Here's to changing not by using the power of thought or fantasy but by the gift of action and free will. To see things for what they are and not what I want them to be - this is a mountain that I have yet to climb but this is a journey of a thousand (maybe a million) steps. The only way to go from here on out is up.
So lately I've been having trouble with letting the past go and starting anew. I guess this is just because I am afraid of leaving familiar things but nonetheless it's becoming clear to me that this obstacle is something that won't be solved overnight or in the span of a few days. It takes awhile to get rid of old habits and it starts by replacing them with new, healthier routines.

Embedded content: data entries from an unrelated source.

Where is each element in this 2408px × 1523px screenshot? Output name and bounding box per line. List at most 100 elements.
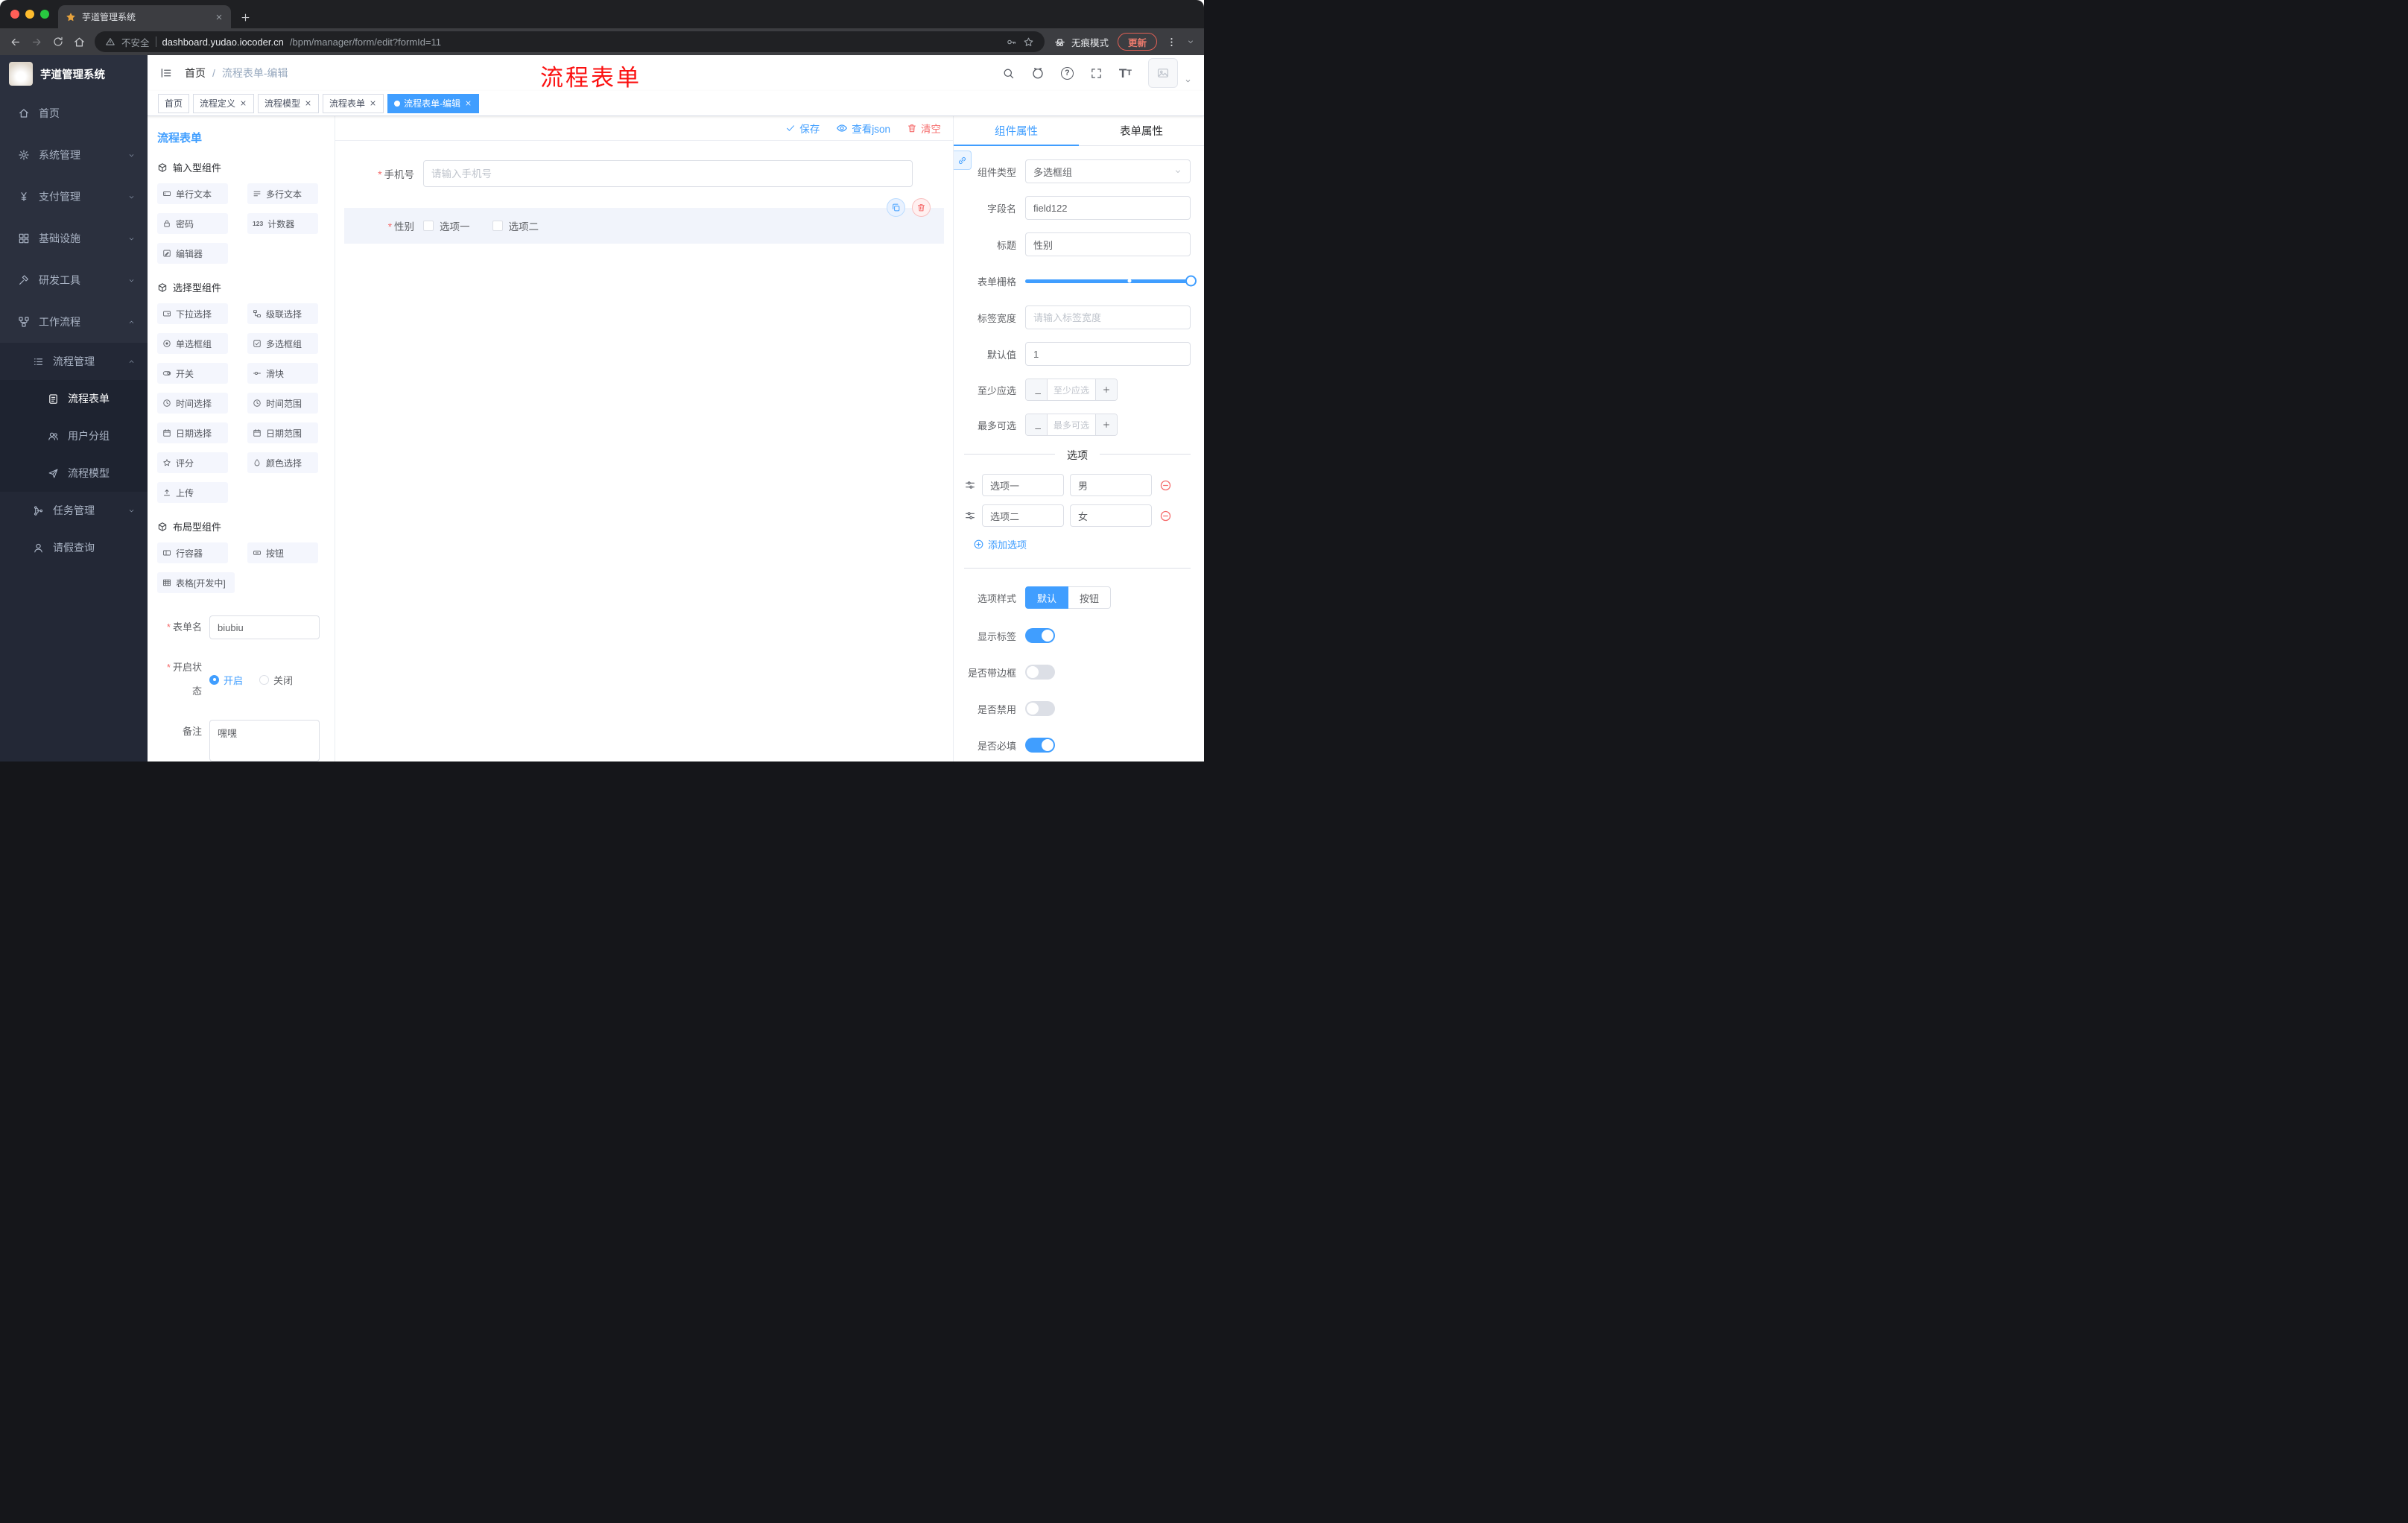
avatar-caret-icon[interactable]: [1184, 77, 1192, 85]
sidebar-item-payment[interactable]: 支付管理: [0, 176, 148, 218]
palette-item-counter[interactable]: 123 计数器: [247, 213, 318, 234]
duplicate-widget-button[interactable]: [887, 198, 905, 217]
stepper-minus-button[interactable]: [1026, 379, 1048, 400]
sidebar-item-leave-query[interactable]: 请假查询: [0, 529, 148, 566]
view-json-button[interactable]: 查看json: [836, 121, 890, 136]
tag-home[interactable]: 首页: [158, 93, 190, 113]
option-value-input[interactable]: [1070, 504, 1152, 527]
palette-item-time-picker[interactable]: 时间选择: [157, 393, 228, 414]
sidebar-item-infrastructure[interactable]: 基础设施: [0, 218, 148, 259]
chevron-down-icon[interactable]: [1186, 37, 1195, 46]
border-toggle[interactable]: [1025, 665, 1055, 680]
add-option-button[interactable]: 添加选项: [973, 537, 1191, 551]
sidebar-item-devtools[interactable]: 研发工具: [0, 259, 148, 301]
bookmark-star-icon[interactable]: [1023, 37, 1034, 48]
github-icon[interactable]: [1031, 66, 1045, 80]
tab-component-props[interactable]: 组件属性: [954, 116, 1079, 146]
palette-item-password[interactable]: 密码: [157, 213, 228, 234]
tag-close-icon[interactable]: [304, 99, 312, 107]
form-name-input[interactable]: [209, 615, 320, 639]
remove-option-button[interactable]: [1159, 479, 1172, 492]
slider-handle[interactable]: [1185, 275, 1197, 287]
browser-menu-icon[interactable]: [1166, 37, 1177, 48]
checkbox-box[interactable]: [423, 221, 434, 231]
breadcrumb-home[interactable]: 首页: [185, 66, 206, 80]
palette-item-date-picker[interactable]: 日期选择: [157, 422, 228, 443]
stepper-minus-button[interactable]: [1026, 414, 1048, 435]
font-size-icon[interactable]: TT: [1119, 67, 1132, 80]
tag-process-form[interactable]: 流程表单: [323, 93, 384, 113]
palette-item-multi-text[interactable]: 多行文本: [247, 183, 318, 204]
style-default-button[interactable]: 默认: [1025, 586, 1069, 609]
sidebar-item-task-management[interactable]: 任务管理: [0, 492, 148, 529]
clear-button[interactable]: 清空: [907, 121, 941, 136]
required-toggle[interactable]: [1025, 738, 1055, 753]
drag-handle-icon[interactable]: [964, 510, 976, 522]
palette-item-row-container[interactable]: 行容器: [157, 542, 228, 563]
min-select-value[interactable]: 至少应选: [1048, 379, 1095, 400]
stepper-plus-button[interactable]: [1095, 379, 1117, 400]
palette-item-switch[interactable]: 开关: [157, 363, 228, 384]
default-value-input[interactable]: [1025, 342, 1191, 366]
palette-item-table[interactable]: 表格[开发中]: [157, 572, 235, 593]
palette-item-select[interactable]: 下拉选择: [157, 303, 228, 324]
reload-icon[interactable]: [52, 36, 64, 48]
sidebar-item-home[interactable]: 首页: [0, 92, 148, 134]
tag-close-icon[interactable]: [464, 99, 472, 107]
gender-option-2[interactable]: 选项二: [492, 218, 539, 233]
palette-item-single-text[interactable]: 单行文本: [157, 183, 228, 204]
traffic-light-zoom[interactable]: [40, 10, 49, 19]
label-width-input[interactable]: [1025, 305, 1191, 329]
max-select-value[interactable]: 最多可选: [1048, 414, 1095, 435]
field-name-input[interactable]: [1025, 196, 1191, 220]
tag-close-icon[interactable]: [239, 99, 247, 107]
browser-update-button[interactable]: 更新: [1117, 33, 1157, 51]
palette-item-time-range[interactable]: 时间范围: [247, 393, 318, 414]
search-icon[interactable]: [1002, 67, 1015, 80]
form-remark-textarea[interactable]: 嘿嘿: [209, 720, 320, 762]
sidebar-item-workflow[interactable]: 工作流程: [0, 301, 148, 343]
sidebar-item-system[interactable]: 系统管理: [0, 134, 148, 176]
gender-option-1[interactable]: 选项一: [423, 218, 470, 233]
delete-widget-button[interactable]: [912, 198, 931, 217]
remove-option-button[interactable]: [1159, 510, 1172, 522]
palette-item-rate[interactable]: 评分: [157, 452, 228, 473]
palette-item-checkbox-group[interactable]: 多选框组: [247, 333, 318, 354]
palette-item-cascader[interactable]: 级联选择: [247, 303, 318, 324]
fullscreen-icon[interactable]: [1090, 67, 1103, 80]
tag-process-definition[interactable]: 流程定义: [193, 93, 255, 113]
tag-process-form-edit[interactable]: 流程表单-编辑: [387, 93, 480, 113]
grid-slider[interactable]: [1025, 269, 1197, 293]
checkbox-box[interactable]: [492, 221, 503, 231]
back-icon[interactable]: [9, 36, 22, 48]
palette-item-radio-group[interactable]: 单选框组: [157, 333, 228, 354]
save-button[interactable]: 保存: [785, 121, 820, 136]
palette-item-slider[interactable]: 滑块: [247, 363, 318, 384]
password-key-icon[interactable]: [1006, 37, 1017, 48]
tag-close-icon[interactable]: [369, 99, 377, 107]
sidebar-toggle-icon[interactable]: [159, 66, 173, 80]
phone-input[interactable]: [423, 160, 913, 187]
avatar[interactable]: [1148, 58, 1178, 88]
new-tab-icon[interactable]: [240, 12, 251, 23]
browser-tab[interactable]: 芋道管理系统: [58, 5, 231, 28]
home-browser-icon[interactable]: [73, 36, 86, 48]
sidebar-item-process-management[interactable]: 流程管理: [0, 343, 148, 380]
disabled-toggle[interactable]: [1025, 701, 1055, 716]
status-radio-on[interactable]: 开启: [209, 673, 243, 687]
show-label-toggle[interactable]: [1025, 628, 1055, 643]
help-icon[interactable]: ?: [1060, 66, 1074, 80]
sidebar-item-user-group[interactable]: 用户分组: [0, 417, 148, 455]
stepper-plus-button[interactable]: [1095, 414, 1117, 435]
traffic-light-close[interactable]: [10, 10, 19, 19]
url-field[interactable]: 不安全 dashboard.yudao.iocoder.cn/bpm/manag…: [95, 31, 1045, 52]
title-input[interactable]: [1025, 232, 1191, 256]
status-radio-off[interactable]: 关闭: [259, 673, 293, 687]
option-label-input[interactable]: [982, 474, 1064, 496]
canvas-field-gender-selected[interactable]: 性别 选项一 选项二: [344, 198, 944, 244]
traffic-light-minimize[interactable]: [25, 10, 34, 19]
palette-item-color-picker[interactable]: 颜色选择: [247, 452, 318, 473]
palette-item-button[interactable]: 按钮: [247, 542, 318, 563]
sidebar-item-process-form[interactable]: 流程表单: [0, 380, 148, 417]
sidebar-item-process-model[interactable]: 流程模型: [0, 455, 148, 492]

It's amusing because this is something that happens almost periodically, like the seasons that change from random snow-storms that clog up the roads to sunshine that illuminates the entire province. Letting go of something or someone so easily but then suddenly feeling the desire to get them back again - to try again. But through experience I understand that dwelling in the past only widens that emptiness, reopens that wound. There is nothing worse than pondering the "ifs" and "buts" of situations that have already had their time. Clinging to fantasies of things that could've happened and should've happened - believe me when I write that this brings nothing but more false dreams and discouragement. It's something that I still continue to struggle with to this day and although there is a desire to change, I admit that I have not been trying my hardest. For the sake of those around me I know that I should, in order to break the shell in which I have been encased in for so long. The classic, "caterpillar turning into a butterfly" moment is what I am waiting for and maybe that is the problem. After all this waiting, nothing has changed. Everything is the same because I have not taken the steps to catalyze the change I long for.
Change takes time but it also takes action.
Keep climbing!
Keep running!
Keep crawling!
Whatever it takes for you to get to the peak
And when you get there
Stretch out your hand for those
Who follow right behind you
"Kids, you can't cling to the past. Because no matter how tightly you hold on, it's already gone."